HTML::Strip completely strips HTML tags from a document and leaves one with just the text.
It works well enough to remove the tags from HTML, and it also removes the contents of <script>..</script> and HTML comments. The behaviour regarding whitespace is rather different from HTML::Restrict and HTML::Scrubber. It turns all opening and closing tags into a space character, which means that it leaves things like the following, where there is an </a> tag in the original HTML:
< strokes in the correct order and direction .
> strokes in the correct order and direction.
< discussion forum .
> discussion forum.
< the KanjiVG project . The
> the KanjiVG project. The
All of the odd whitespace appeared where there is an </a> tag in the original HTML. This is the documented behaviour of the module:
"Anything that looks like a tag, or group of tags will be replaced with a single space character."

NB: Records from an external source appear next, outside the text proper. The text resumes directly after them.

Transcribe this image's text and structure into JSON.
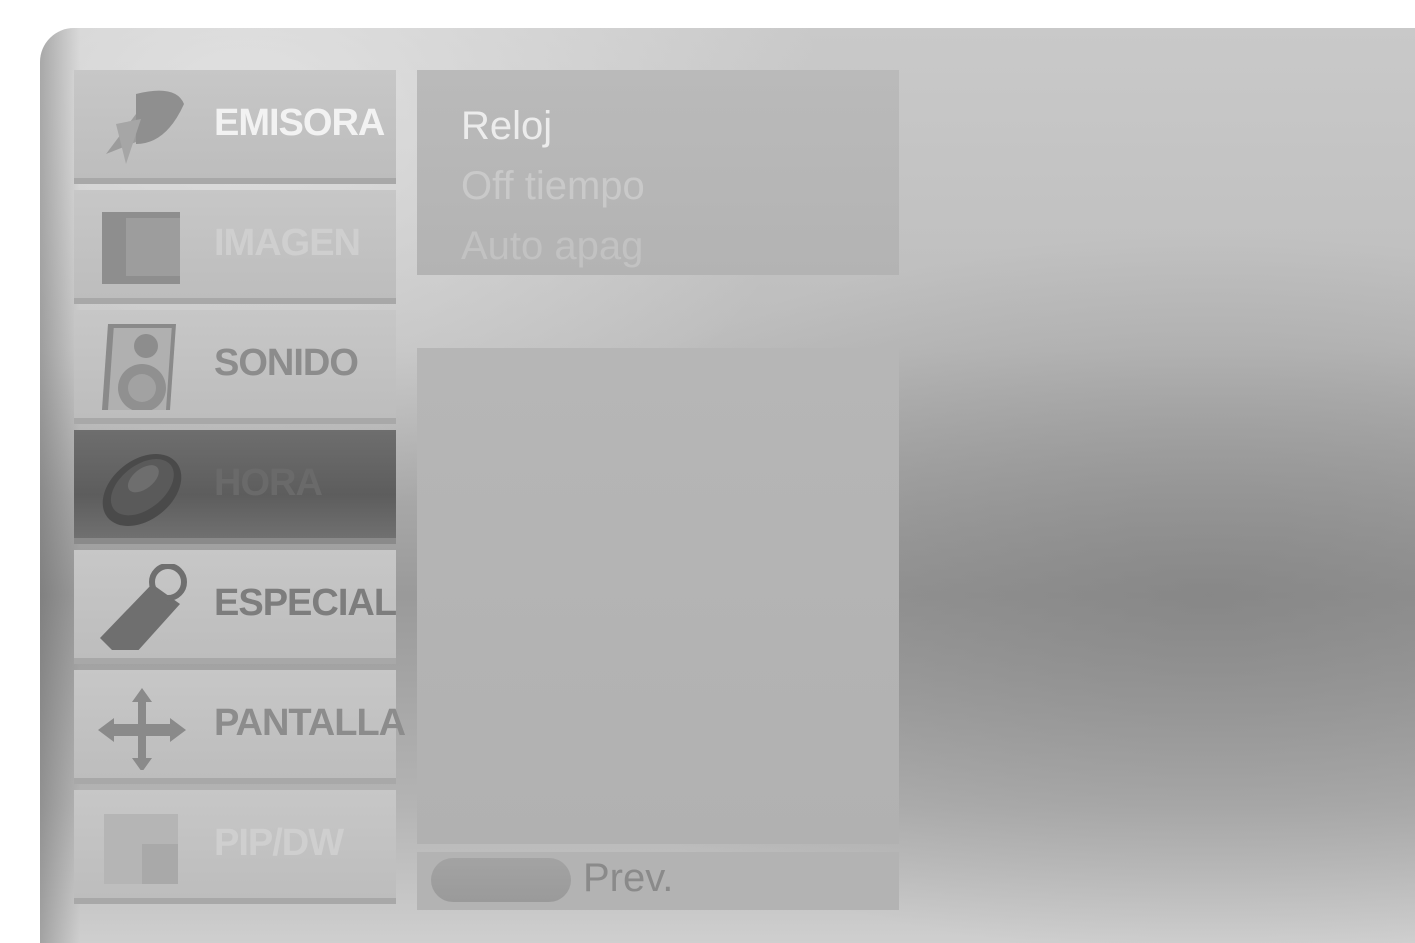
{
  "menu": {
    "items": [
      {
        "label": "EMISORA",
        "icon": "satellite-dish-icon"
      },
      {
        "label": "IMAGEN",
        "icon": "picture-icon"
      },
      {
        "label": "SONIDO",
        "icon": "speaker-icon"
      },
      {
        "label": "HORA",
        "icon": "clock-icon",
        "selected": true
      },
      {
        "label": "ESPECIAL",
        "icon": "tag-icon"
      },
      {
        "label": "PANTALLA",
        "icon": "move-arrows-icon"
      },
      {
        "label": "PIP/DW",
        "icon": "pip-icon"
      }
    ]
  },
  "submenu": {
    "options": [
      "Reloj",
      "Off tiempo",
      "Auto apag"
    ]
  },
  "footer": {
    "prev_label": "Prev."
  }
}
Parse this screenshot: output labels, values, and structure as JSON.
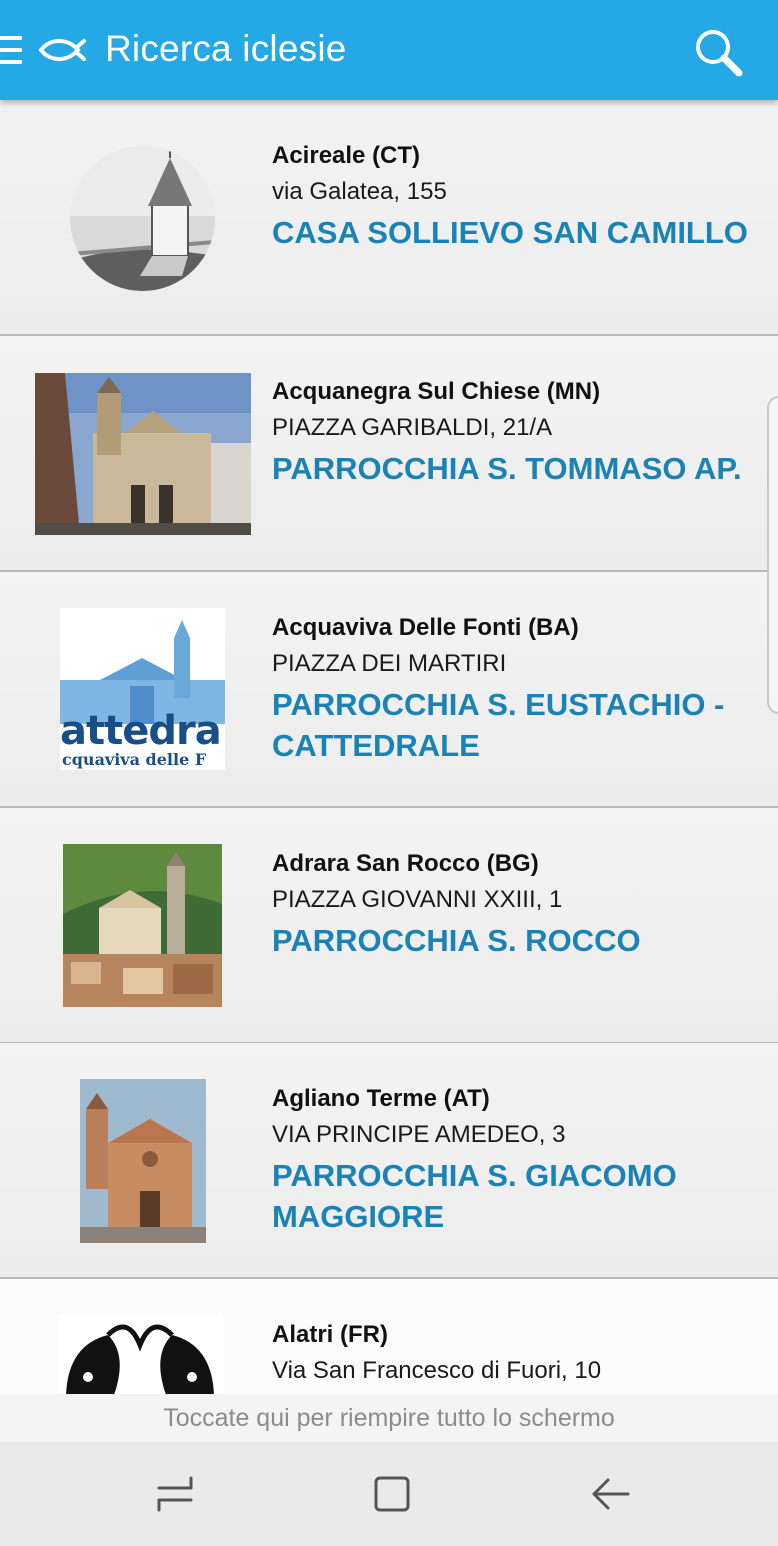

Oddly enough, though, neither HTML::Restrict nor HTML::Scrubber bother to turn characters which should be whitespace into whitespace. In HTML::Restrict and HTML::Scrubber, the <br> tag is turned into nothing, rather than a space or a return character, which means that if you have a sentence broken up like this:
I wondered lonely as a cloud<br>That floats on high o'er vales and hills,
then the output from HTML::Restrict and HTML::Scrubber looks like this:
I wondered lonely as a cloudThat floats on high o'er vales and hills,
whereas HTML::Strip gives you
I wondered lonely as a cloud That floats on high o'er vales and hills,
So unfortunately none of these modules actually grapples with the problem of converting HTML tags into a reasonable whitespace equivalent.
* HTML::Strip is much faster than HTML::Restrict and HTML::Scrubber. See my review of HTML::Scrubber for a comparison of performance.